James and the Giant Corn Genetics: Studying the Source Code of Nature

June 17, 2009

Phylogeny of Pineapple, an further explanation of awesomeness

Filed under: Plants — James @ 9:34 pm

If you had to guess, how would you rank these species in order of how closely they’re related to to pineapple:

Orange, Papaya, Corn, Avacado, Juniper, Banana

Answer after the jump.

The answer turns out to be (least to most related):

Juniper, Orange and Papaya in a tie, Avacado, Banana, and most closely related of all Corn.

In other words the family tree looks like this:

pineapple

Starting with the least related gives us juniper. Juniper berries, which contribute the distictive flavor of gin, aren’t really berries at all, but in fact highly modified cones. Juniper is a conifer, more closely related to your chistmas tree than to blueberries or strawberries.

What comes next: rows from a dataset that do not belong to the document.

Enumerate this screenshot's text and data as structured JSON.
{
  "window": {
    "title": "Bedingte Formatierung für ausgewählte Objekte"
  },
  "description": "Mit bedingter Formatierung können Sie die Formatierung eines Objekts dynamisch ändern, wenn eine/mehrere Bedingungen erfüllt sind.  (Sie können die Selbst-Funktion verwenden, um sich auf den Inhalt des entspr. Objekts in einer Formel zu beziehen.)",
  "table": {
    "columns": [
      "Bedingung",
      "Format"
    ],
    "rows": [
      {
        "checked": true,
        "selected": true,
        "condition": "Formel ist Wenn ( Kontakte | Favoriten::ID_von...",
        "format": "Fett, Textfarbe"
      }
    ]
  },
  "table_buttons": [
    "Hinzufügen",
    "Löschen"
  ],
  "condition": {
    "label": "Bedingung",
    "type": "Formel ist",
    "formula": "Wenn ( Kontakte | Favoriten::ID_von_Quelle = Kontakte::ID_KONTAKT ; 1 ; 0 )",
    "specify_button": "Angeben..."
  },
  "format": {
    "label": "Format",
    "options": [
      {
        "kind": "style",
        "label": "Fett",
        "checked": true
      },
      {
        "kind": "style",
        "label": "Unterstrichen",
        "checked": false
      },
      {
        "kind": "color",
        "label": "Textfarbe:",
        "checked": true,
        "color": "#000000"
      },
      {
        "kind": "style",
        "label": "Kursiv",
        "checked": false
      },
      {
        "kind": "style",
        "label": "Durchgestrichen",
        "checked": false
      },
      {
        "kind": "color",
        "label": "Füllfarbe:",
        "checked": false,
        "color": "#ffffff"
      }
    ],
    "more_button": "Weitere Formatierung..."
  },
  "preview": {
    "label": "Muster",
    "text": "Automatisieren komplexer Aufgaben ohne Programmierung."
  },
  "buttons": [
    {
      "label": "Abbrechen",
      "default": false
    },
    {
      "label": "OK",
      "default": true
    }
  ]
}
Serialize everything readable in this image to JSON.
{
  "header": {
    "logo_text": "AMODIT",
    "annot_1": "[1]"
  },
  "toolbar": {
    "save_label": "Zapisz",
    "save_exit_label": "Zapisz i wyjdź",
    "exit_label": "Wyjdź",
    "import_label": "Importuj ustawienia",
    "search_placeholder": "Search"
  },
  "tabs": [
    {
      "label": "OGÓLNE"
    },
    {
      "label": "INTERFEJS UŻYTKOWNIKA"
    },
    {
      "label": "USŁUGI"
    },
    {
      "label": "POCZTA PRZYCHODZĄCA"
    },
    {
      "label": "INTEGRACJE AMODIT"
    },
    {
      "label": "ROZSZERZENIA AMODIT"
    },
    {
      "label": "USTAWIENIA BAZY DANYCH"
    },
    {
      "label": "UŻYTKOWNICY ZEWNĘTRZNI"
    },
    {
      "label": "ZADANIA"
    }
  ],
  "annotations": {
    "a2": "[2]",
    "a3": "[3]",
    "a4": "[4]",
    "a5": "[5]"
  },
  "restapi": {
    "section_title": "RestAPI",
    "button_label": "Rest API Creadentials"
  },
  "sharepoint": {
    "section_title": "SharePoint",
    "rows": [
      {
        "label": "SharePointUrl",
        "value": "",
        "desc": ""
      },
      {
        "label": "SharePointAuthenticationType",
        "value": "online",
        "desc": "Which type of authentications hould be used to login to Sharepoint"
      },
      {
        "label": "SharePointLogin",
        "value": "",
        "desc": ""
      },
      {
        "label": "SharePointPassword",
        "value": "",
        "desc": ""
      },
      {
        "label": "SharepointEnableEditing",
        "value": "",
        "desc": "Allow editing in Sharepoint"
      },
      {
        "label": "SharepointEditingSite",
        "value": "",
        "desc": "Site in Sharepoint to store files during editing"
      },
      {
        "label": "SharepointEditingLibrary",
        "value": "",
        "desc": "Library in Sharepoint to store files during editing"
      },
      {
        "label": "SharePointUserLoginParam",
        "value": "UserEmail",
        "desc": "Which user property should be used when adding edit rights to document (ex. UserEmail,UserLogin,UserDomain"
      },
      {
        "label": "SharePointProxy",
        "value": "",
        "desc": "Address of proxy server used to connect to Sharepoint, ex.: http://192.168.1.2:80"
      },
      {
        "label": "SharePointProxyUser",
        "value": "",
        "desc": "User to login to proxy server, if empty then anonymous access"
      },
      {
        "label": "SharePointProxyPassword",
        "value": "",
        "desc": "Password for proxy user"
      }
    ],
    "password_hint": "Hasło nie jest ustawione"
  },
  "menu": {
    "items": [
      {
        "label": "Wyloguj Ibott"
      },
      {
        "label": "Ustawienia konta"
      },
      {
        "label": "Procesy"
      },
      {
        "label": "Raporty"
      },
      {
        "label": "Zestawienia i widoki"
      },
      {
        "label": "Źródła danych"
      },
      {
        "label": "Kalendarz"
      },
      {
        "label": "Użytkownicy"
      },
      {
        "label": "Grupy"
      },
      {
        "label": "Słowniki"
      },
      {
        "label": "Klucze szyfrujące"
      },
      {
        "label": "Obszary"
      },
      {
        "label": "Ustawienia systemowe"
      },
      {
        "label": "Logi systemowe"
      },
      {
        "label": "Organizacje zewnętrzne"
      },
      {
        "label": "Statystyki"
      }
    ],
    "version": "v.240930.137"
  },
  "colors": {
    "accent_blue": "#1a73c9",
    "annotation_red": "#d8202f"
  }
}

Next we come to Orange and Papaya. Both of these species are eudicots, the most abundant group of plant species on the plant. Eudicots are generally what people (especially from the northern hemisphere) think of as normal looking plants. Deciduous trees, vegetables from beets to watercress(can’t think of A, Y, or Z vegetables, clearly I don’t eat enough of them), beans, clover, watermellons, roses, chilli peppers, potatoes, rhubarb and on and on and on. Name twenty plant species and I bet 12-18 of them will be eudicots.  The name means new-two-leafed from the fact that eudicot seeds contain embryos with two leaves. It used to just be dicot (two-leafed) but it turns out that some plants with two embryo leaves don’t fit the pattern, so they added eu- (new) to the name to justify throwing out the other dicots and make the evolutionary tree of plants make more sense.

A lot of the dicots they threw out fall into a group called Magnoliids (like magnolias which are contained in this group.) Even though these species form two embryo leaves, they’re more closely related to the monocots (species that form only one embryo leaf) than they are to the eudicots. This is where we find avacado. This is a completely neglected group of species genomically so if you happen to be fabulously wealth, interesting in plant genetics, and were wondering what genome you should fund the sequencing of, there’d be lots of comparative genomics stuff we could do with the avacado genome.

But now we come to Banana.  Banana, as well as Pineapple and Corn are a members of the monocot group I mentioned in the last paragraph. If you’re a real botany geek you can often recognize monocots simply by the pattern of veins in their leaves. Monocots aren’t as diverse as the eudicots but there as still a lot of species includeing palm trees, orchids (20-some thousand species of orchids alone, four times more than all the species of mammal in the world) and subgroup that both pineapple and corn belong to, poales.

Within Poales, pineapple is in the bromeliad family, along with those plants you may have seen in nature documentaries that grow attached to giant rainforest trees and shelter tiny pools of water at the center of their leaves that are home to everything from flatworms to inch long salamanders that live nowhere else.

Corn is also with Poales, but it belongs to the grass family. Grasses are the biggest exception to the the general dominance of the eudicots among plant life.  Only three grass species corn, rice, and wheat, provide more than half the total calories consumed by the entire human race (by definition more than all eudicots combined!). And that calorie cound doesn’t consider other vital grass crops such as Barley, Millet, Oats, Rye, Sorghum and Sugarcane.  And calories don’t factor in the usefulness of bamboo, which can grow more than a foot a day under the right conditions, as a structural material and food for pandas or the that fact that most organized sports owe their existence to turfgrass.

Counterintuitively Pineapple ends up being a reasonably close relative of corn and the other grasses. And that family tree is yet another reason why pineapple is awesome.

1 Comment »

  1. Artichokes to zucchini, perhaps.